Guest Posts, Relationships

Notes From A Sentimental Hoarder

August 30, 2019
feelings

By Monica Garry

Ok. I admit it. I’m a sentimental hoarder. That took me a long time to realize. You’d think I would have figured it out when I stopped being able to shove things in the box in my closet that held everything from the condom wrapper from when I lost my virginity and the hundreds of letters to exes that I never sent to the pen that I used when I signed my first lease and an ice cream spoon that I don’t even remember the sentiment behind.  Although I’d be a very good candidate for Queer Eye, it wasn’t the memory box that brought to light my toxic need to hold onto the past, it was a showing for an apartment.

So, before I admit one of the crazier things I’ve done in my life, let me give a little back story. It’s nothing huge or enlightening or monumentally romantic…it was just a girl — a girl I loved who chose to stop loving me back. Now, I’m going to say the shallow horrible truth that we’ve all felt at one point or another and have always been too nervous to share with a crowd: I only loved her when she stopped loving me. Come on, admit it. We all have that person. The one we conveniently kept around for years because even though we broke their hearts time and time again, they stayed. It fed our ego, made us feel memorable.

Even if we didn’t do it consciously, we threw back that big glass of ego boosting love like a cold beer during a real bad hangover. You may not even know you’ve had a person like that – chances are, if you called things off with them, you’ll never realize they were your self-esteem boosting medication, because they never truly mattered. That sounds horrible doesn’t it? I mean, we’re talking about real people here, with real feelings. Well, guilty as charged.

I was one of those chronic people-users, until this one particular girl shed light on my horrible grotesque rat hole of insecurities that I had been so desperately trying to keep closed. It had been about 2 years of back and forth, I would reach out, see her for a couple weeks, and disappear. Then she’d drunkenly call and text me for weeks after saying I was the only one she’d ever love. Eventually, I’d get bored with my life, play into her feelings, and repeat. You’d think I wouldn’t be surprised when she began to pull away, but you’d be wrong.

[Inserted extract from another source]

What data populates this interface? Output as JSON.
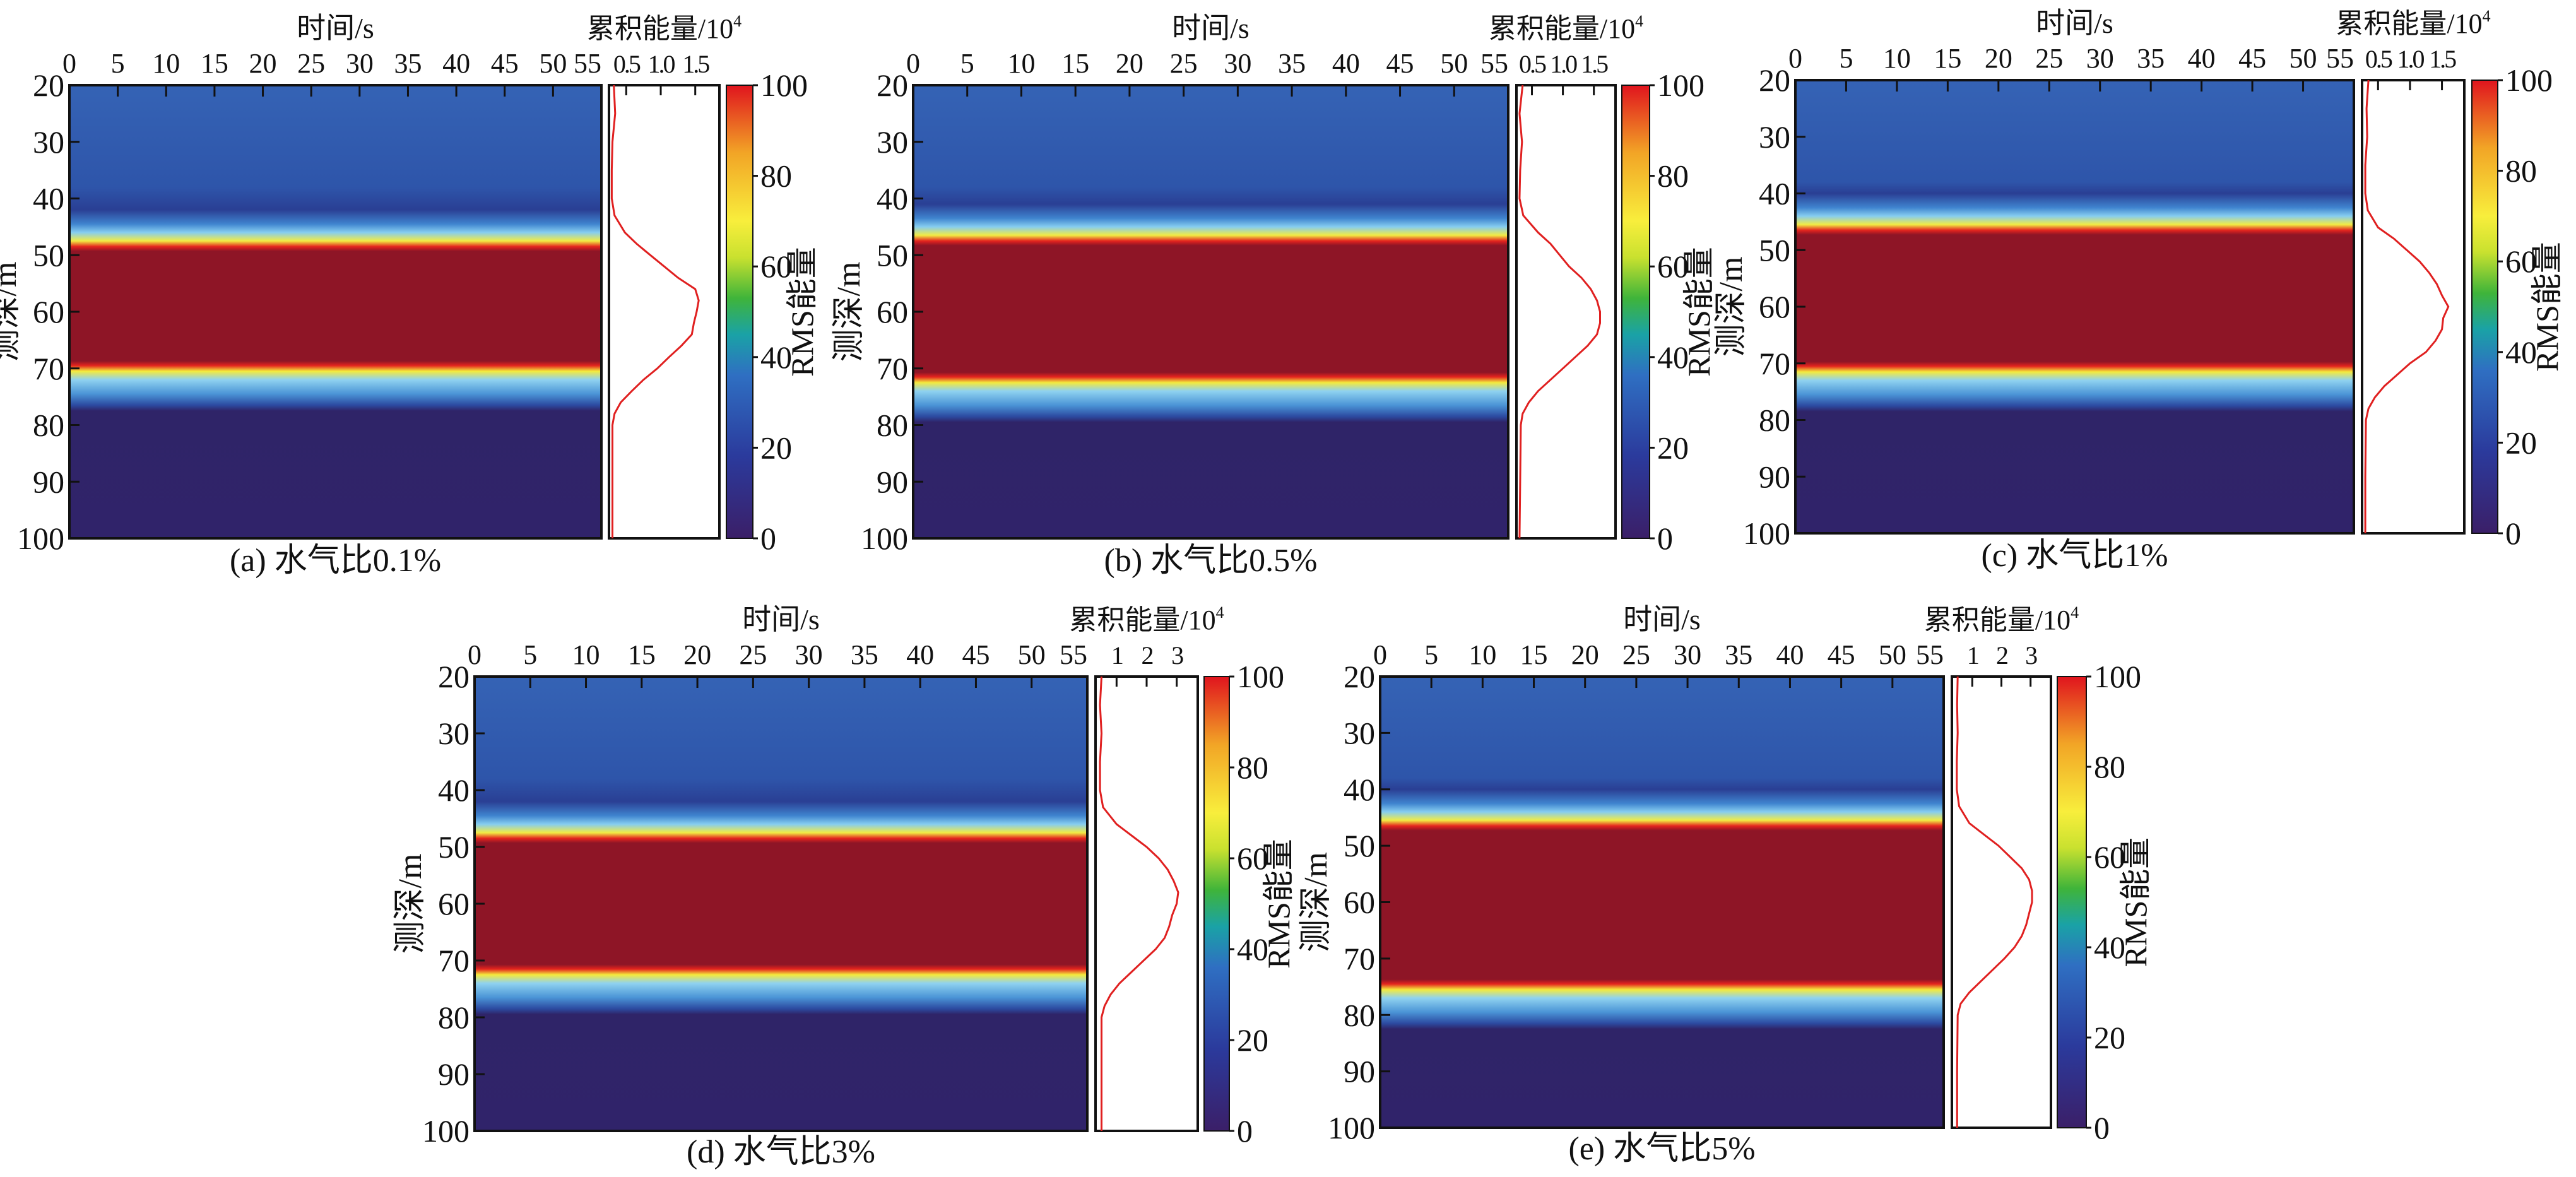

I was utterly shocked. I call it PESD – post empowerment stress disorder. She adored me and that empowered me, so the second she was gone, the rat hole that I’d kept covered up for years began to uncover itself. And the only way I could make sense of all those fearful emotions was simple at the time, “I can’t lose her because I love her.” Wrong again. What I should’ve said was, “She gave me the attention that poured dirt on top of my rat hole; she put me on a pedestal. But now that she can see my flaws, that means I have to see them too. Whoa. I sure as hell don’t like that.”

So, in the midst of my desperate and unflattering attempts to gain her admiration back, she left. Just like that, she packed her bags and moved across the country without so much as a text goodbye. As I’m sure you can imagine, I went insane. I actually thought about flying to New York to ask her to marry me. MARRY ME! (I know what you’re thinking and, yes, I have since been going to therapy.) Luckily, either the small amount of logical thinking I had left, or my bank account, convinced me to not do that. Instead, I did something less, but nonetheless, crazy. I set up a showing at the apartment she’d just moved out of. I was sure I needed closure. We’d had no form of goodbye, so I thought seeing her empty apartment and bidding my dramatic farewells would heal me.

I needed some sort of ritualistic way to let go; to gain my power back. Now, I would love to tell a grand story of how a stranger said something oddly philosophical to me that made me turn around that day, that made me realize I was still desperately trying to cover that damn rat hole. But it’s a much less interesting story. I woke up the day of the showing and decided to go grocery shopping, and it wasn’t until 15 minutes after the appointment time that I remembered I had even scheduled it. I didn’t laugh or cry or have a come-to-Jesus moment, I just shrugged my shoulders and proudly wrote in my diary that I didn’t do that crazy thing I said I would do. And as I wrote, I began to realize that I didn’t feel bad about not being able to say goodbye, I just felt bad that she had seen my rat hole and decided to leave. She had seen the horribly selfish part of me that only I knew existed, that was a result of my chronic need to deny and cover up my deeply rooted insecurities.

I began to realize that I had held on to all of these memories and souvenirs and feelings because, on the contrary, I in fact didn’t want to feel. I was so scared of losing who I was in those moments because I hadn’t yet felt them or made sense of them. All of these feelings and dramatic attempts to hold onto the past were really just my own messy way of covering up some pretty ugly truths. So, I threw it all out – the condom wrapper, the letters, the pen, everything but the spoon. I kept that damn spoon. Because it has no meaning, and I think that’s kind of the point.

Monica Garry is a recent Psychology graduate from St. Catherine University, currently working at a Nonprofit organization in Minneapolis as a case manager for adults experiencing mental illness and homelessness.